今後どうなる? 慢性期リハ、在宅リハ

役員メッセージ

リハの効果や必要性を客観的に検証する ─ 橋本康子氏
 

 第19回日本慢性期医療学会札幌大会で「慢性期リハビリテーション~現状と展望~」と題してシンポジウムが行われた。

 趣旨は「リハビリテーションは急性期、慢性期、終末期と継続的に必要である。現在広く行われている回復期リハビリテーションは、慢性期の選ばれた患者の短期集中的なリハビリテーションといえる。回復期リハの基準に入らない方、また、回復期リハ終了後の継続的なリハ等について提言し議論する」ことである。

 座長は石川誠先生、シンポジストは石川誠先生、横串算敏先生、原田拓哉先生、橋本康子で行った。

■ 講演
 
 1. 石川誠氏(全国回復期リハビリテーション連絡協議会会長)
 
 最初に石川誠先生から、次のような直近11年間のリハ医療の変化と今後の医療・介護分野の具体的な改革案の講演があった。

 2000年に介護保険制度が施行され、同時に医療保険では回復期リハ病棟入院料が新設された。その後11年が経過するが、この間のリハ医療は大きく変化した。

 20年前、入院リハ医療サービスを受けるには、生活圏から離れた郡部の温泉病院に転院するしかなかった。また、退院して自宅復帰しても、外来や訪問によるリハは極めて乏しく、退院後寝たきりとなる例は少なくなかった。入院・外来・訪問などによるリハの資源が乏しすぎたからである。

 2004年に高齢者リハ研究会からの提言として、急性期リハが不十分、長期にわたる効果のないリハ、医療から介護への不連続な仕組み、リハとケアとの境界が不明確、在宅リハが不十分などの問題点が指摘された。

 それらを解決するべく2006年の診療報酬改定では、医療保険では急性期の状態に対応し、主として身体機能の早期改善を目指したリハを行う。介護保険では、維持期の状態に対応し、主として身体機能の維持および生活機能の維持・向上を目指したリハを行う──という基本的な考え方が出された。そして、1日3時間(9単位)のPT・OT・STの評価が行われた。ただし、標準的算定日数上限の設定があった。

 2008年には、標準的算定日数上限の緩和があり、回復期リハに質の評価(成果指標)が導入された。

 2009年には、訪問リハの1日1回(20分)あたりの評価、短期集中リハの評価、認知症リハの評価がなされた。
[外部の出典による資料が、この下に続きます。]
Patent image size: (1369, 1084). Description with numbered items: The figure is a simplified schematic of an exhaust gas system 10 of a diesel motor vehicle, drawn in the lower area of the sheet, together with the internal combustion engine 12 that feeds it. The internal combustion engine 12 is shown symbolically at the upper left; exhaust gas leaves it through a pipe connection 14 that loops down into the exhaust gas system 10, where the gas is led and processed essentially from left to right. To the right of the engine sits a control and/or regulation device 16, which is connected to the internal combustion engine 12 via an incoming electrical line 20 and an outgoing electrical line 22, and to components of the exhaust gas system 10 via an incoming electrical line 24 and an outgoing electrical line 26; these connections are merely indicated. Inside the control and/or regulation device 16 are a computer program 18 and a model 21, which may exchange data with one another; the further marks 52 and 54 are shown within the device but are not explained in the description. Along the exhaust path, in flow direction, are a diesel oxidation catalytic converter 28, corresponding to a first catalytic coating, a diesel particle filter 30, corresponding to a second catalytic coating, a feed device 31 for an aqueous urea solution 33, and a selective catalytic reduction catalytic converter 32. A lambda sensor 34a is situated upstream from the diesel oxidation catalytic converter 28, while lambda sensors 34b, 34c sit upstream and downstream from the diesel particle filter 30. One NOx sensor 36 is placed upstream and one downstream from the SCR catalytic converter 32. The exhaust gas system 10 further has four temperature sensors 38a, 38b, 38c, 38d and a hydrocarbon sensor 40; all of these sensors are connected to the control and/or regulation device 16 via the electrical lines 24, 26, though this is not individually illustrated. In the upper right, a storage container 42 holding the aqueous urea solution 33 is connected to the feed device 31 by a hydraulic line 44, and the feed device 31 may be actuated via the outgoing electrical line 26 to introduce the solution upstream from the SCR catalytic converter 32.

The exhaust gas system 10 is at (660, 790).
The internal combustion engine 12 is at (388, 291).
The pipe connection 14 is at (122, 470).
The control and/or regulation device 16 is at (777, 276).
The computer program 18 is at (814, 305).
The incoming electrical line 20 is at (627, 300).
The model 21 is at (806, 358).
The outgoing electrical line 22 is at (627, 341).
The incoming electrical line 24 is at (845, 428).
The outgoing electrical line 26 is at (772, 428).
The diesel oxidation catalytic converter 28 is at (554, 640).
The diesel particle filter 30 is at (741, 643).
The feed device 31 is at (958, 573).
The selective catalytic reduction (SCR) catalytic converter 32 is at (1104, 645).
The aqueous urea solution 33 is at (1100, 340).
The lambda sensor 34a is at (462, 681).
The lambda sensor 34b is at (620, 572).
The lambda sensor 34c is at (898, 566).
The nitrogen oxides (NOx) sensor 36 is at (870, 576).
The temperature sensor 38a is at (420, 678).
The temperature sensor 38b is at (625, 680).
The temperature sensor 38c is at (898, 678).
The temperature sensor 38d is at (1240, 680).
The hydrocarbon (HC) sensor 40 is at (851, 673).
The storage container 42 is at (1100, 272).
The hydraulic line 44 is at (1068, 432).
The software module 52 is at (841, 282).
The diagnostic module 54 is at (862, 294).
 2010年には早期リハの評価、回復期リハには新たな質の評価(過程評価)が導入され、がん患者リハ料の新設があった。またこれに伴い、回復期リハ病棟により機能分化と連携が具現化された。

 次にリハ医療の基盤整備の現状を話された。

 この11年間で回復期リハ病床数は6万床を超える数となったが、都道府県格差は5倍ほどある。また、訪問リハの格差は10倍ほどである。セラピストの資格保持者数も年々増えているが、リハ医療の現場では、未だにPT・OT・STの配置は十分ではなく、しかも若いセラピストが過半数を占める。チームアプローチが十分とはいえない。

 慢性期リハ、特に在宅リハに関するサービスは極めて乏しい状況であり、今後、在宅リハ・生活期リハに十分なスタッフを配置し、教育・研修体制を強化することが必要である。

 2011年の社会保障改革に関する集中検討会議、医療・介護分野の具体的改革案では、医療・介護サービス提供体制の効率化、重点化と機能強化が打ち出されている。

 具体的に医療分野では、医師の確保・医師の偏在是正、病院・病床の機能分化・機能強化、在宅医療の強化、チーム医療の推進、精神保健医療の改革、介護分野では、24時間安心の在宅サービス、介護・重症化予防への重点化、介護人材の確保と質の向上などである。

 最後に、慢性期医療協会の会員病院は、医療・福祉・介護複合体に病院が多数存在し、スタッフ数も豊富なところが多い。ぜひ、地域包括ケアの拠点として、在宅療養支援病院や在宅総合ケアセンターとしての機能を発揮して、入院・入所リハから在宅リハに充実へと積極的に展開するべきではないか──との進言があった。